Je ne suis pas israélien, mais j'écris parfois pour des publications israéliennes. Dans les années 1980, j’ai travaillé à l’Université hébraïque de Jérusalem et j’ai participé bénévolement à des fouilles archéologiques. Je suis également sorti avec un soldat israélien. J'en sais assez sur le fonctionnement du maccarthysme pour comprendre qu'un interrogatoire pourrait facilement me placer sur la liste noire de quelqu'un « êtes-vous maintenant ou avez-vous déjà ».

La bonne littérature est censée évoquer un discours réfléchi et de l’empathie. J’ai beaucoup d’empathie pour le coût humain dévastateur de la guerre à Gaza. Et j'ai longtemps critiqué le leadership du Premier ministre Benjamin Netanyahu – comme d'innombrables Israéliens, y compris de nombreuses sommités littéraires du pays. Mais il est erroné, et destructeur, de répondre aux actions d'un gouvernement par un boycott de la police de la pensée, à la Stasi, des institutions culturelles et des créateurs d'un pays.

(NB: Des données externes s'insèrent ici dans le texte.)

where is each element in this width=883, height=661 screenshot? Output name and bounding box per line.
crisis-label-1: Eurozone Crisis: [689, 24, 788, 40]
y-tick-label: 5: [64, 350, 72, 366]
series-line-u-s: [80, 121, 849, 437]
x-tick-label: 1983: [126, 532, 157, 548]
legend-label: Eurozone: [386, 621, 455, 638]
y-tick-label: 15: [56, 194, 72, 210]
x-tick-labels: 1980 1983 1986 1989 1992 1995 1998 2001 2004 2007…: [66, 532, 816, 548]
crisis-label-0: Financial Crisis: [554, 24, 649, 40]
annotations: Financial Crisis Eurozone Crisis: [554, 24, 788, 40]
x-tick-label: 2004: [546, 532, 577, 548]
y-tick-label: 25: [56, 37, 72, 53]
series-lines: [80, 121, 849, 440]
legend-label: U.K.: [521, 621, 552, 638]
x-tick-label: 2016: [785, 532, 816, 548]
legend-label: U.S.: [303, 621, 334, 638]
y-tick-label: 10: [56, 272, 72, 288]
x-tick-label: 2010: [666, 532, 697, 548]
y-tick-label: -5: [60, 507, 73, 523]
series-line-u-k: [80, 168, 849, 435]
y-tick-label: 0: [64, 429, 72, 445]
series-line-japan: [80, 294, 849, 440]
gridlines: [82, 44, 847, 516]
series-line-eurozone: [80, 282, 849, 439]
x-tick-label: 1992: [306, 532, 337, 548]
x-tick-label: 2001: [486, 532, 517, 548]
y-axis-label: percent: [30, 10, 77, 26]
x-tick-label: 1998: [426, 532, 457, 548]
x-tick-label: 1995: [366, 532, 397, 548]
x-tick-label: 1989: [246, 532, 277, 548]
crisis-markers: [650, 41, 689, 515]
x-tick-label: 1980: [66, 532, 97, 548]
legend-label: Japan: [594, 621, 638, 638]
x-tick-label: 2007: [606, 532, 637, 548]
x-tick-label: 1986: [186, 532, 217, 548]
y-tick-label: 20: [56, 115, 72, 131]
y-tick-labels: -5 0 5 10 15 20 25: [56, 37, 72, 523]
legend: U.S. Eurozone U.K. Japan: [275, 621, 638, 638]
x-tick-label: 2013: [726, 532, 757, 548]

Le fait que Percival Everett, auteur du prix Booker de cette année, nominé Jacquessigné me semble être une ironie du théâtre de l'absurde. Le roman d'Everett de 2001 Effacement – qui est devenu la base du brillant film satirique de 2023 Fiction américaine dénonce le racisme réducteur dans l’industrie du livre, embroche des agents, des éditeurs, des maisons d’édition et certains écrivains superficiels et ressemblant à des troupeaux pour n’avoir adopté que l’expérience noire la plus caricaturale.

En signant la lettre de boycott, Everett rejoint un nouveau troupeau littéraire semblable à celui des moutons. Lui et les autres effacent de fait les écrivains et les événements littéraires dont le travail pourrait réellement aider les gens à comprendre la tragédie humaine de la guerre en cours à Gaza dans toutes ses dimensions.

Dans le malheureux département du timing, ma tante cultivée de 79 ans m'a donné Jacques comme cadeau d'anniversaire le week-end dernier. Tout le monde dans son groupe de lecture l'a apprécié – un consensus sans précédent – ​​mais je ne peux pas me résoudre à l'ouvrir maintenant. Mon mari était tellement bouleversé par le libellé de la lettre ouverte qu'il m'a encouragé à la jeter. Mais je ne crois pas qu'il faille annuler les écrivains pour des raisons politiques, alors Jacques je resterai simplement sur une étagère jusqu'à ce que ma vapeur interne refroidisse.

La lecture de la lettre de boycott m’a déprimé au-delà de toute mesure. Je me sentais impuissant jusqu'à ce que je contacte un ami, producteur et directeur littéraire, qui a transformé les livres en films. Il m'a envoyé la contre-lettre, sponsorisée par la Creative Community for Peace, basée à Los Angeles.

« Nous pensons que les écrivains, les auteurs et les livres – ainsi que les festivals qui les présentent – ​​rassemblent les gens, transcendent les frontières, élargissent la sensibilisation, ouvrent le dialogue et peuvent provoquer des changements positifs », peut-on lire.

Et de poursuivre : « Nous pensons que quiconque s’efforce de renverser cet esprit ne fait qu’ajouter un obstacle supplémentaire à la liberté, à la justice, à l’égalité et à la paix que nous désirons tous désespérément. »

Cela correspondait à ce que je ressentais et au bon sens général, alors j'ai enfreint ma règle et j'ai signé. J'étais fier de rejoindre des auteurs comme Lee Child (du Jack Reacher série), Howard Jacobson (lauréat du prix Booker), les musiciens-écrivains Ozzy Osbourne et Gene Simmons et quelques lauréats du prix Nobel.

Maintenant que Jacques et quelques autres livres dans ma pile en attente de lecture sont sur la glace, je vais peut-être plutôt consulter une des bandes dessinées de Jacobson. J’aurais besoin d’un bon rire pour lever le blues littéraire de la signature d’une lettre ouverte.